Ricordi che, pubblicati sul blog di Nicoletta Maggi con tanto di traduzione italiana a fianco, negli ultimi giorni stanno spopolando sui social. Sono versi scritti tra gli anni ’70 e l’inizio degli’80, anche se la maggior parte risale al periodo in cui Bossi si avvicinò ai movimenti autonomisti, dopo il ’79, quando diede vita all’Unione Nord Occidentale Lombarda per l’Autonomia. Nato a Cassano Magnago, in provincia di Varese, il fondatore della Lega Nord non ha mai dimenticato né rinnegato le sue origini (amava infatti definirsi un «popolano»): primo figlio dell’operaio tessile Ambrogio Bossi e della portinaia Ida Valentina Mauri, è sempre stato molto legato alla sua terra, che affiora spesso nei suoi componimenti.

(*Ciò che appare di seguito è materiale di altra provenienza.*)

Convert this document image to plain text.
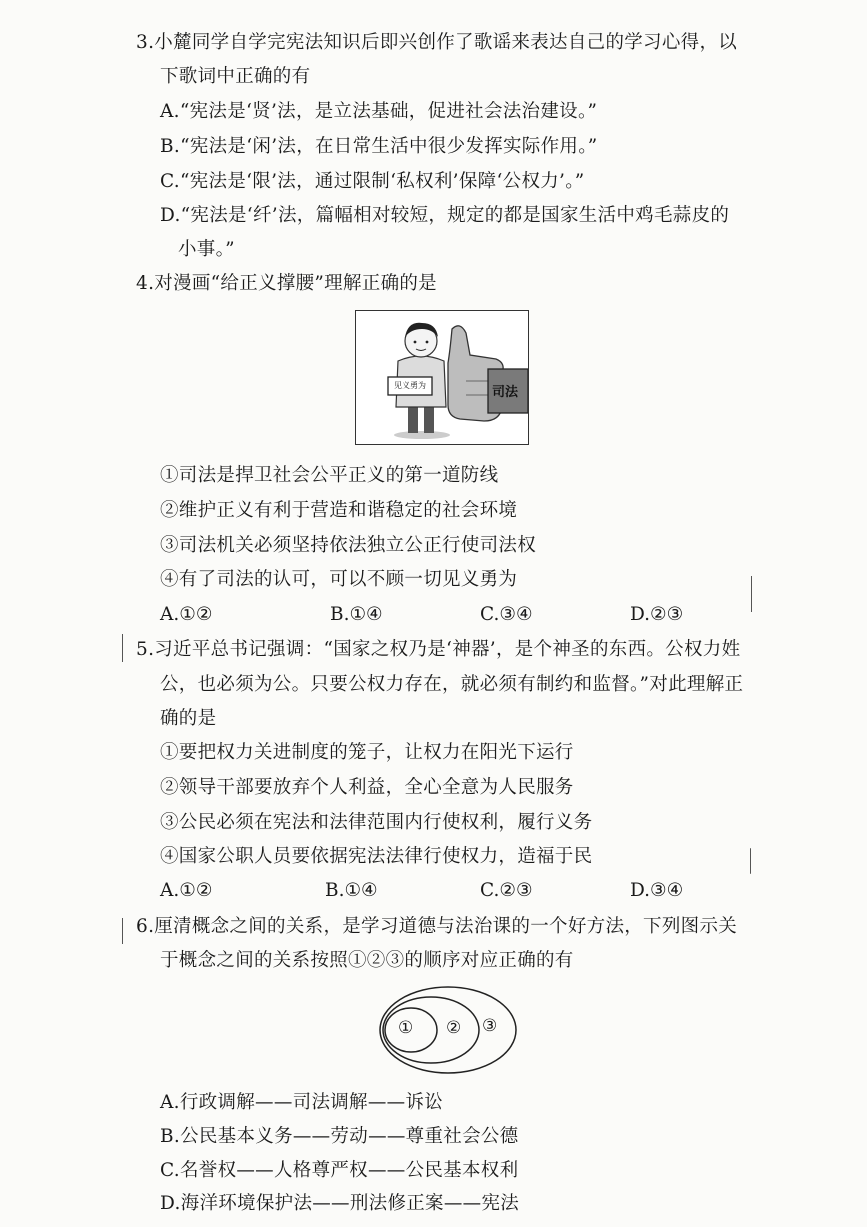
3.小麓同学自学完宪法知识后即兴创作了歌谣来表达自己的学习心得，以
下歌词中正确的有
A.“宪法是‘贤’法，是立法基础，促进社会法治建设。”
B.“宪法是‘闲’法，在日常生活中很少发挥实际作用。”
C.“宪法是‘限’法，通过限制‘私权利’保障‘公权力’。”
D.“宪法是‘纤’法，篇幅相对较短，规定的都是国家生活中鸡毛蒜皮的
小事。”
4.对漫画“给正义撑腰”理解正确的是
见义勇为	司法
①司法是捍卫社会公平正义的第一道防线
②维护正义有利于营造和谐稳定的社会环境
③司法机关必须坚持依法独立公正行使司法权
④有了司法的认可，可以不顾一切见义勇为
A.①②	B.①④	C.③④	D.②③
5.习近平总书记强调：“国家之权乃是‘神器’，是个神圣的东西。公权力姓
公，也必须为公。只要公权力存在，就必须有制约和监督。”对此理解正
确的是
①要把权力关进制度的笼子，让权力在阳光下运行
②领导干部要放弃个人利益，全心全意为人民服务
③公民必须在宪法和法律范围内行使权利，履行义务
④国家公职人员要依据宪法法律行使权力，造福于民
A.①②	B.①④	C.②③	D.③④
6.厘清概念之间的关系，是学习道德与法治课的一个好方法，下列图示关
于概念之间的关系按照①②③的顺序对应正确的有
① ② ③
A.行政调解——司法调解——诉讼
B.公民基本义务——劳动——尊重社会公德
C.名誉权——人格尊严权——公民基本权利
D.海洋环境保护法——刑法修正案——宪法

Le poesie giocano sull’antitesi tra il mondo rurale, puro e naturale incorrotto, e il degrado portato dalla società moderna. In Ul Lach Mort, Bossi scrive: «Pieno di barattoli, di stracci, di macchie d’olio, di topi, il lago è morto (da qui il titolo, ndr)». Non mancano però le tematiche sociali. Nello Sciopero in dul Baset, ovvero Sciopero alla Bassetti, l’ex ministro delle Riforme e ora deputato della Lega ricorda la nonna Celeste, socialista e sindacalista, a cui i fascisti fratturarono entrambe le ginocchia: «Han preso anche la Celeste, ed è già arrivato Angiolino...». Della vena artistica di Bossi, del resto, si sapeva. Nel 1961, quando aveva vent’anni, partecipò al festival di Castrocaro e pubblicò un 45 giri con i brani “Ebbro” e “Sconforto”.